Cameroon Officials Say Rebels Attacking Schools

By Moki Edwin Kindzeka

FILE - Pupils stand in line in their school's courtyard in Douala, western Cameroon, on Jan. 13, 2022. Officials in the country say separatist attacks and threats have shut down scores of schools since the school year started on Sept. 5, 2022.

MBOUDA, CAMEROON — Officials in Cameroon say armed separatists have chased several thousand children from schools just days after the students returned to classrooms for the first time in years. Troops sent to restore school security in the western regions say they have killed at least 13 rebels in clashes over the last month.


Cameroon's military says separatist attacks this month on western villages, mostly on schools, sent thousands of schoolchildren, teachers and villagers fleeing for safety.


Lingalla Prudence is among students who on Monday fled Kumbo, an English-speaking town in the Northwest Region. The separatist conflict has disrupted her education so often that the 21-year-old, who should be in college, is still trying to finish high school. "We were in school, and some people brought guns and chased us out of the school and kidnapped some teachers and all the children are out of school," she said.

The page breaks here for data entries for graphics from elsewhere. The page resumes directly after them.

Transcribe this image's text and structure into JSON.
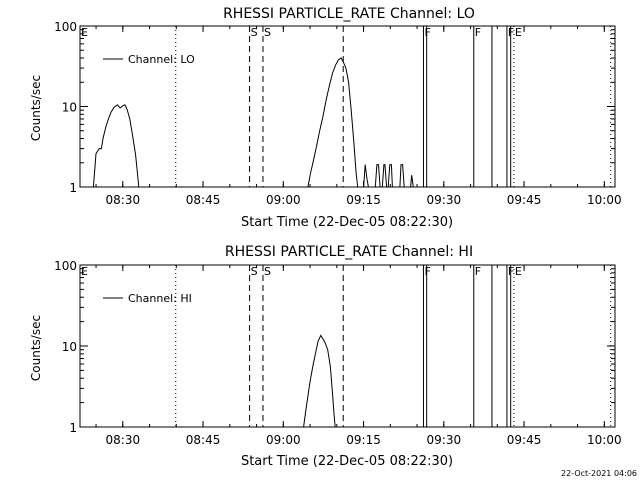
{
  "footer_timestamp": "22-Oct-2021 04:06",
  "chart_data": [
    {
      "type": "line",
      "title": "RHESSI PARTICLE_RATE Channel: LO",
      "xlabel": "Start Time (22-Dec-05 08:22:30)",
      "ylabel": "Counts/sec",
      "yscale": "log",
      "ylim": [
        1,
        100
      ],
      "xlim_min": [
        0,
        100
      ],
      "x_ticks": [
        {
          "t": 8,
          "label": "08:30"
        },
        {
          "t": 23,
          "label": "08:45"
        },
        {
          "t": 38,
          "label": "09:00"
        },
        {
          "t": 53,
          "label": "09:15"
        },
        {
          "t": 68,
          "label": "09:30"
        },
        {
          "t": 83,
          "label": "09:45"
        },
        {
          "t": 98,
          "label": "10:00"
        }
      ],
      "y_ticks": [
        {
          "v": 1,
          "label": "1"
        },
        {
          "v": 10,
          "label": "10"
        },
        {
          "v": 100,
          "label": "100"
        }
      ],
      "legend": {
        "label": "Channel: LO",
        "position": "top-left"
      },
      "markers": [
        {
          "t": 0,
          "style": "none",
          "label": "E"
        },
        {
          "t": 17.9,
          "style": "dotted",
          "label": ""
        },
        {
          "t": 31.7,
          "style": "dashed",
          "label": "S"
        },
        {
          "t": 34.2,
          "style": "dashed",
          "label": "S"
        },
        {
          "t": 49.2,
          "style": "dashed",
          "label": ""
        },
        {
          "t": 64.2,
          "style": "solid",
          "label": "F"
        },
        {
          "t": 64.8,
          "style": "solid",
          "label": ""
        },
        {
          "t": 73.6,
          "style": "solid",
          "label": "F"
        },
        {
          "t": 77.0,
          "style": "solid",
          "label": ""
        },
        {
          "t": 79.8,
          "style": "solid",
          "label": "F"
        },
        {
          "t": 80.5,
          "style": "solid",
          "label": ""
        },
        {
          "t": 81.1,
          "style": "dotted",
          "label": "E"
        },
        {
          "t": 99.2,
          "style": "dotted",
          "label": ""
        }
      ],
      "series": [
        {
          "segments": [
            [
              [
                2.5,
                1
              ],
              [
                3.0,
                2.6
              ],
              [
                3.6,
                3.0
              ],
              [
                4.0,
                3.0
              ],
              [
                4.3,
                4.0
              ],
              [
                4.8,
                5.5
              ],
              [
                5.3,
                7.0
              ],
              [
                5.8,
                8.5
              ],
              [
                6.4,
                9.8
              ],
              [
                7.0,
                10.5
              ],
              [
                7.5,
                9.6
              ],
              [
                8.0,
                10.2
              ],
              [
                8.4,
                10.5
              ],
              [
                8.8,
                9.2
              ],
              [
                9.3,
                7.0
              ],
              [
                9.8,
                4.5
              ],
              [
                10.4,
                2.5
              ],
              [
                11.0,
                1.0
              ]
            ],
            [
              [
                42.6,
                1
              ],
              [
                43.1,
                1.5
              ],
              [
                43.6,
                2.1
              ],
              [
                44.2,
                3.2
              ],
              [
                44.8,
                5.0
              ],
              [
                45.4,
                7.5
              ],
              [
                46.0,
                12
              ],
              [
                46.6,
                18
              ],
              [
                47.2,
                26
              ],
              [
                47.8,
                33
              ],
              [
                48.3,
                38
              ],
              [
                48.8,
                40
              ],
              [
                49.2,
                36
              ],
              [
                49.7,
                30
              ],
              [
                50.2,
                20
              ],
              [
                50.7,
                9
              ],
              [
                51.2,
                3.5
              ],
              [
                51.6,
                1.5
              ],
              [
                51.9,
                1.0
              ]
            ],
            [
              [
                53.0,
                1
              ],
              [
                53.3,
                1.9
              ],
              [
                53.6,
                1.3
              ],
              [
                53.9,
                1
              ]
            ],
            [
              [
                55.2,
                1
              ],
              [
                55.5,
                1.9
              ],
              [
                55.8,
                1.9
              ],
              [
                56.1,
                1
              ]
            ],
            [
              [
                56.5,
                1
              ],
              [
                56.8,
                1.9
              ],
              [
                57.0,
                1.9
              ],
              [
                57.3,
                1
              ]
            ],
            [
              [
                57.6,
                1
              ],
              [
                57.9,
                1.9
              ],
              [
                58.2,
                1.9
              ],
              [
                58.4,
                1
              ]
            ],
            [
              [
                59.8,
                1
              ],
              [
                60.0,
                1.9
              ],
              [
                60.3,
                1.9
              ],
              [
                60.6,
                1
              ]
            ],
            [
              [
                61.8,
                1
              ],
              [
                62.0,
                1.4
              ],
              [
                62.3,
                1
              ]
            ]
          ]
        }
      ]
    },
    {
      "type": "line",
      "title": "RHESSI PARTICLE_RATE Channel: HI",
      "xlabel": "Start Time (22-Dec-05 08:22:30)",
      "ylabel": "Counts/sec",
      "yscale": "log",
      "ylim": [
        1,
        100
      ],
      "xlim_min": [
        0,
        100
      ],
      "x_ticks": [
        {
          "t": 8,
          "label": "08:30"
        },
        {
          "t": 23,
          "label": "08:45"
        },
        {
          "t": 38,
          "label": "09:00"
        },
        {
          "t": 53,
          "label": "09:15"
        },
        {
          "t": 68,
          "label": "09:30"
        },
        {
          "t": 83,
          "label": "09:45"
        },
        {
          "t": 98,
          "label": "10:00"
        }
      ],
      "y_ticks": [
        {
          "v": 1,
          "label": "1"
        },
        {
          "v": 10,
          "label": "10"
        },
        {
          "v": 100,
          "label": "100"
        }
      ],
      "legend": {
        "label": "Channel: HI",
        "position": "top-left"
      },
      "markers": [
        {
          "t": 0,
          "style": "none",
          "label": "E"
        },
        {
          "t": 17.9,
          "style": "dotted",
          "label": ""
        },
        {
          "t": 31.7,
          "style": "dashed",
          "label": "S"
        },
        {
          "t": 34.2,
          "style": "dashed",
          "label": "S"
        },
        {
          "t": 49.2,
          "style": "dashed",
          "label": ""
        },
        {
          "t": 64.2,
          "style": "solid",
          "label": "F"
        },
        {
          "t": 64.8,
          "style": "solid",
          "label": ""
        },
        {
          "t": 73.6,
          "style": "solid",
          "label": "F"
        },
        {
          "t": 77.0,
          "style": "solid",
          "label": ""
        },
        {
          "t": 79.8,
          "style": "solid",
          "label": "F"
        },
        {
          "t": 80.5,
          "style": "solid",
          "label": ""
        },
        {
          "t": 81.1,
          "style": "dotted",
          "label": "E"
        },
        {
          "t": 99.2,
          "style": "dotted",
          "label": ""
        }
      ],
      "series": [
        {
          "segments": [
            [
              [
                41.8,
                1
              ],
              [
                42.2,
                1.6
              ],
              [
                42.6,
                2.4
              ],
              [
                43.0,
                3.6
              ],
              [
                43.5,
                5.5
              ],
              [
                44.0,
                8.0
              ],
              [
                44.5,
                11.5
              ],
              [
                45.0,
                13.5
              ],
              [
                45.5,
                12
              ],
              [
                45.8,
                11
              ],
              [
                46.3,
                9
              ],
              [
                46.8,
                5.5
              ],
              [
                47.2,
                2.6
              ],
              [
                47.5,
                1.4
              ],
              [
                47.7,
                1.0
              ]
            ]
          ]
        }
      ]
    }
  ]
}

Teachers' associations say the anglophone rebels are targeting state schools, which they view as a tool of the French-speaking majority's rule. But they are also attacking religious and private schools.


Joe Tiemuncho, coordinator of the Parent-Teachers Association for Presbyterian schools in Cameroon, said separatist attacks and threats have shut down scores of schools that had reopened, some for the first time in years, when the school year started on September 5.


"Many schools have shut down given the intimidations that are coming from separatist fighters," he said. "Teachers, learners and school managers are afraid to get into full-swing activities because it is unpredictable, you can't say what will happen in the next few minutes. Some teachers have even had their arms amputated. Students have been kidnapped and they [fighters] continue to kidnap teachers, students and others asking for ransom."


Cameroonian military spokespersons weren't allowed to speak with reporters on a trip to the area, but they did confirm that hundreds of troops were deployed to restore security so classes can resume.


The military says the separatists also declared a lockdown in the English-speaking western regions that paralyzed trade. Separatists that declared the lockdown say it is in response to a government ban on community schools that the rebels control.


Capo Daniel, a self-declared deputy defense chief of the Ambazonia Defense Forces (ADF), one of the largest rebel groups in Cameroon, said the ADF is not in favor of the lockdown called by other rebel factions. "Misguided forces that are imposing this lockdown target [on] innocent civilians who have largely rejected this lockdown. So, for the most part, our people stay at home out of fear," he said. "It is the responsibility of everybody who speaks for the Ambazonia liberation movement to ensure our students access community schools, religious schools and private schools that have been allowed and authorized by us to open."


Cameroon in August closed more than 200 community schools that rebels said they controlled.


The military says in the past week troops killed at least 13 rebels during clashes in the towns of Kumbo, Oku and Ndop.


Rebel spokesman Daniel confirmed their fighters were killed and said they also killed government troops.


Cameroon's military did not confirm any fatalities but said a few troops were wounded.


Cameroon's anglophone rebels want to create a breakaway state they call Ambazonia, separate from Cameroon's French-speaking majority. The U.N. says the rebel conflict has killed more than 3,300 people and displaced more than a half-million since fighting broke out in 2017.